When he plays his tenor sax—“my girl,” he says—it’s clear the jazz is also in the man.
Jazz music resonated with Pearson from the first time he heard it as a boy. He spent much of his youth sneaking around juke joints and peeking through flaps on concert tents so he could hear what the jazz musicians inside were playing. When he sat in on a schoolmate’s saxophone lesson, he knew: “I need to know how to do that.”
He picked up tips from experienced players, taught himself to read music, paid the high school band director 50 cents for lessons.

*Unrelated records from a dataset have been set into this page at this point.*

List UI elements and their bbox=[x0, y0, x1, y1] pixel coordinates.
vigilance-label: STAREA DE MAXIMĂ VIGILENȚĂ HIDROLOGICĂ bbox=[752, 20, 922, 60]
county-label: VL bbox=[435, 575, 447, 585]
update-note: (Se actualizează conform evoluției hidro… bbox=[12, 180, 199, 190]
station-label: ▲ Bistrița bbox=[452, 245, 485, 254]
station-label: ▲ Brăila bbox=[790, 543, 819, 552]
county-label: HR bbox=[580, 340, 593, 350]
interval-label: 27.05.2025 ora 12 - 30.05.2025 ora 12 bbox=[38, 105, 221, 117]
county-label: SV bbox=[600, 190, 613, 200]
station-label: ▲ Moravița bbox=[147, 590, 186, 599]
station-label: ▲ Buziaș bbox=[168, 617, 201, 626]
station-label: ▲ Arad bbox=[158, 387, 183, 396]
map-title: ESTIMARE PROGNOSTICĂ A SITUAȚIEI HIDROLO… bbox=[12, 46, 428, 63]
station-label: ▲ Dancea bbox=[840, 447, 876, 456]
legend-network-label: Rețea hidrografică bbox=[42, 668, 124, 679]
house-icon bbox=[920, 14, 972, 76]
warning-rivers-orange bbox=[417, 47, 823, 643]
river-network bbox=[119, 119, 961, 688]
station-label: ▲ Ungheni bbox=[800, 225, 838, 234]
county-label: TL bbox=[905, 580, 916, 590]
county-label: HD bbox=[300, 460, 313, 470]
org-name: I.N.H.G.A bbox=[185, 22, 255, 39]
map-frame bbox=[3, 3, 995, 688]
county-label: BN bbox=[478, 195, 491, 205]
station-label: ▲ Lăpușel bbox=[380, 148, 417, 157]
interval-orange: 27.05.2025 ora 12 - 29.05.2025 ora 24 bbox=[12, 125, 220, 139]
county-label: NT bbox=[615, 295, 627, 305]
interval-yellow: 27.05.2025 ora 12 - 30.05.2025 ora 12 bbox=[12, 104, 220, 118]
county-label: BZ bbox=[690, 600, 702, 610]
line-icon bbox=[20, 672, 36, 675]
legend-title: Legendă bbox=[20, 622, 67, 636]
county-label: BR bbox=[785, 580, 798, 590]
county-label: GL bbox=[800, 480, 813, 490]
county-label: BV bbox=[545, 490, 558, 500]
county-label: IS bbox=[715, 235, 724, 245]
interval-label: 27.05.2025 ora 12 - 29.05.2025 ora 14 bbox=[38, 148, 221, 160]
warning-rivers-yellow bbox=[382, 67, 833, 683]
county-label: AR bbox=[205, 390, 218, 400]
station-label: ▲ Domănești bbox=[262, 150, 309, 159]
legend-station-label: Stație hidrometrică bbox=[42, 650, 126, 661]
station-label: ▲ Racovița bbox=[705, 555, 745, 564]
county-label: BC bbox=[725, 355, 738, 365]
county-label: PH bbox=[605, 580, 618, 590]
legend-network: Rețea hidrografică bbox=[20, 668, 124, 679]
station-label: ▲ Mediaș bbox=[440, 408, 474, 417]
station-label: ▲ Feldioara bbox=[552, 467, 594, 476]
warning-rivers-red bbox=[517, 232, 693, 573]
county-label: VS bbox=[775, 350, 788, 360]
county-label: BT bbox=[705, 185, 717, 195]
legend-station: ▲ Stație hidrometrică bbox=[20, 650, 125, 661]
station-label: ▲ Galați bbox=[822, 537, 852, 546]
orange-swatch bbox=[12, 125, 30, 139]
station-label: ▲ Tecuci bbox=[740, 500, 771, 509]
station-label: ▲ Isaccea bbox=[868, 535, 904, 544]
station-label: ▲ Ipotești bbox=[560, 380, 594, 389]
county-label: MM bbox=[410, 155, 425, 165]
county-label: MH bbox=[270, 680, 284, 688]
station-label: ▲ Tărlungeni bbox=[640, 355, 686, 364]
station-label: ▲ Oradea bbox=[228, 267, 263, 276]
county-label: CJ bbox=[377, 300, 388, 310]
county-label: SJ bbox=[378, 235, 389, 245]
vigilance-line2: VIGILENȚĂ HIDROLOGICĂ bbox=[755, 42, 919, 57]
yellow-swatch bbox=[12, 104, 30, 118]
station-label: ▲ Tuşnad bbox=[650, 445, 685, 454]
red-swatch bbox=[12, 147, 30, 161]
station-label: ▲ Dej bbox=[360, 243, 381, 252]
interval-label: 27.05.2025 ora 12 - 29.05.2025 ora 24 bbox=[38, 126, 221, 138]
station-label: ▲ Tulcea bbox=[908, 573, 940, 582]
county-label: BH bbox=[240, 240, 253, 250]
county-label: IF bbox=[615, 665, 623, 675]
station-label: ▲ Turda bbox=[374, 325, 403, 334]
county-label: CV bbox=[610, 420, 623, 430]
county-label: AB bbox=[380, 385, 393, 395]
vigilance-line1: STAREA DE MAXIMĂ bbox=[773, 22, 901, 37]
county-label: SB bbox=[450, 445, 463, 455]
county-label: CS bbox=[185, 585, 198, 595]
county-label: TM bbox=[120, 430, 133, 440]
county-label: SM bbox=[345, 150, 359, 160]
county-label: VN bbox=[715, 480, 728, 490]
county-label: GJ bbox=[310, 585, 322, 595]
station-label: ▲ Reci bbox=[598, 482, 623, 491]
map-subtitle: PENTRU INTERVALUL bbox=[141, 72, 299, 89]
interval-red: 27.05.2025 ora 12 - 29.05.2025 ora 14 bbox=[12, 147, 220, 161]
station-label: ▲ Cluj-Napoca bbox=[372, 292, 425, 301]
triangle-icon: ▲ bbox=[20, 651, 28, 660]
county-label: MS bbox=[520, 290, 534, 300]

“That’s partially how you get it done—you get the training,” says Pearson, who later earned a music degree from Claflin College. “The music comes from the heart. It has to be you.”
After living a jazzman’s life—playing clubs in U.S. and European cities, performing for President Obama and S.C. governors, sharing a stage with the likes of Patti LaBelle, Wynton Marsalis and Otis Redding—Pearson is the state’s own treasure-trove of jazz experience. Wherever possible, he passes along his knowledge to talented younger musicians.
“You don’t learn from books—you learn from generations that knew before,” Pearson says, a gentle rasp in his velvety voice. “Sharing the music, playing, talking about it, jamming, listening to each other.”
Duly designated our official ambassador of jazz by the S.C. legislature, Pearson aims to inspire South Carolina to embrace its deep jazz heritage.
“I want jazz to be recognized here,” Pearson says, “because it’s been played here for a long time.”